Gracias a un artículo de Luis Martínez en El Mundo, me enteré del rodaje de La sociedad de la nieve, película auspiciada por Netflix y dirigida por Juan Antonio Bayona, sobre el accidente de los Andes de 1972.
En su día me impresionó especialmente, porque los jóvenes uruguayos que iban a jugar al rugby en Santiago de Chile eran alumnos del Colegio Stella Maris de Montevideo, regentado por los Hermanos Cristianos Irlandeses, los mismos que se ocupaban de mi colegio en Buenos Aires, el Cardenal Newman. Uno de los accidentados, asimismo, que por fortuna sobrevivió, era un lejano pariente mío, Carlos Páez Rodríguez, hijo del destacado pintor uruguayo, Carlos Páez Vilaró.
Tras la alegría de saber que 16 pasajeros, de los 45 que volaban en el avión siniestrado, estaban con vida, vino el morbo de enterarnos de que se habían alimentado de los cuerpos de sus compañeros muertos. Espero sinceramente que la película no se centre en ese aspecto, porque lo realmente importante de lo que sucedió no fue que comieran la carne de los muertos, sino que no se comieran los unos a los otros.
En efecto, el notable libro de Pablo Vierci, del que toma su título la película, lo sugiere precisamente en dicho título: la sociedad, allí hubo una sociedad, y, como suele suceder, no demostró lo peor del ser humano sino justo lo contrario –lo subrayé en estas mismas páginas al reseñar el libro de Vierci: “La sociedad de la nieve”, Expansión, 14 septiembre 2009.

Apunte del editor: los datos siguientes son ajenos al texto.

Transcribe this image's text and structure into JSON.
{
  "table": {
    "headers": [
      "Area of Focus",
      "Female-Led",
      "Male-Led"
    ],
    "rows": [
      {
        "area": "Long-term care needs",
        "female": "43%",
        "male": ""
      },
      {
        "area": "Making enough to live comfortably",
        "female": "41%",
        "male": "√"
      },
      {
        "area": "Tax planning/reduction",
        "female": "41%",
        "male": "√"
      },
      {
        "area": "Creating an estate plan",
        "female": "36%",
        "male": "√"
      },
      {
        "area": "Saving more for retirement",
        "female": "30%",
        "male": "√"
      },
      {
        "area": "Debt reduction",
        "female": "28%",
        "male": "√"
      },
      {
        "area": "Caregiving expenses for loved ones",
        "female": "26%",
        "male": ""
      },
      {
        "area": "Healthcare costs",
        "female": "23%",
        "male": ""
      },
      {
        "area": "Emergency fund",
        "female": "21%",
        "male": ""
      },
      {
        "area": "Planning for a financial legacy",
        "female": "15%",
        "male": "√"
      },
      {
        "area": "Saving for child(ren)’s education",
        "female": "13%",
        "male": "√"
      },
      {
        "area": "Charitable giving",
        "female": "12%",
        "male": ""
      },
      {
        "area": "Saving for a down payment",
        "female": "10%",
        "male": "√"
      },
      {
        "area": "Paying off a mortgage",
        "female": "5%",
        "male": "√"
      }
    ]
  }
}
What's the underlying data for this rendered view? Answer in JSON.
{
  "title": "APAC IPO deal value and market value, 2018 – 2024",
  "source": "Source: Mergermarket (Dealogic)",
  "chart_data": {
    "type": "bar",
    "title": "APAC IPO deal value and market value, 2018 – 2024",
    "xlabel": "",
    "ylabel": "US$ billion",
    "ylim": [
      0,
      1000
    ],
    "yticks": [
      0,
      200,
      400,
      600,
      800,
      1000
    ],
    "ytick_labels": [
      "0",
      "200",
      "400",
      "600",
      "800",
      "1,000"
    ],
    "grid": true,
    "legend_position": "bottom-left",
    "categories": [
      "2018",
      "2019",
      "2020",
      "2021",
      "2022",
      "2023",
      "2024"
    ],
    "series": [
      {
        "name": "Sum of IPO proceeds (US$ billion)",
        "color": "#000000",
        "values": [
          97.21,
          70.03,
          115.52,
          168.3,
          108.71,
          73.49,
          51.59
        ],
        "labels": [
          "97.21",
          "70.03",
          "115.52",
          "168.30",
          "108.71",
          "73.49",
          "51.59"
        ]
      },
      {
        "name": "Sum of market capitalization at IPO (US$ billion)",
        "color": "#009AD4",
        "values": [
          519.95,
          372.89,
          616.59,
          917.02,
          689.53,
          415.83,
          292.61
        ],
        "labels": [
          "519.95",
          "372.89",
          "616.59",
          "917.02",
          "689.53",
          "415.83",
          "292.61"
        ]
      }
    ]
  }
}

Resumamos las claves de la cuestión: los jóvenes están a 5.000 metros de altura, donde no hay vegetales, ni animales, ni nada que se pueda comer, y solo cuentan con las escasas provisiones que llevaba el aparato que había despegado de Montevideo. Consiguen hacer funcionar la radio del avión, y se enteran de que las autoridades habían abandonado la búsqueda: nadie podía haber sobrevivido a un accidente de esas características en esas cumbres de los Andes.
Entonces es cuando toman la decisión crítica, que no fue comer la carne humana sino alimentar especialmente con esa carne a los dos compañeros más fuertes para que fueran a buscar la ayuda que no iba a venir hacia ellos. Lo hicieron. Y tardaron catorce días en toparse con otro ser humano al pie de las montañas. Como escribí en su día: “Ninguno de los supuestos instintos antisociales agresivos y violentos que se nos dice que exigen la aparición de la coacción estatal tuvo allí sitio. Los supervivientes no solo no se mataron entre sí, sino que se ayudaron unos a otros, colaboraron en la medida de sus posibilidades para salir adelante, sacaron lo mejor de cada uno y convivieron por medio de reglas, de afecto y de fe religiosa”.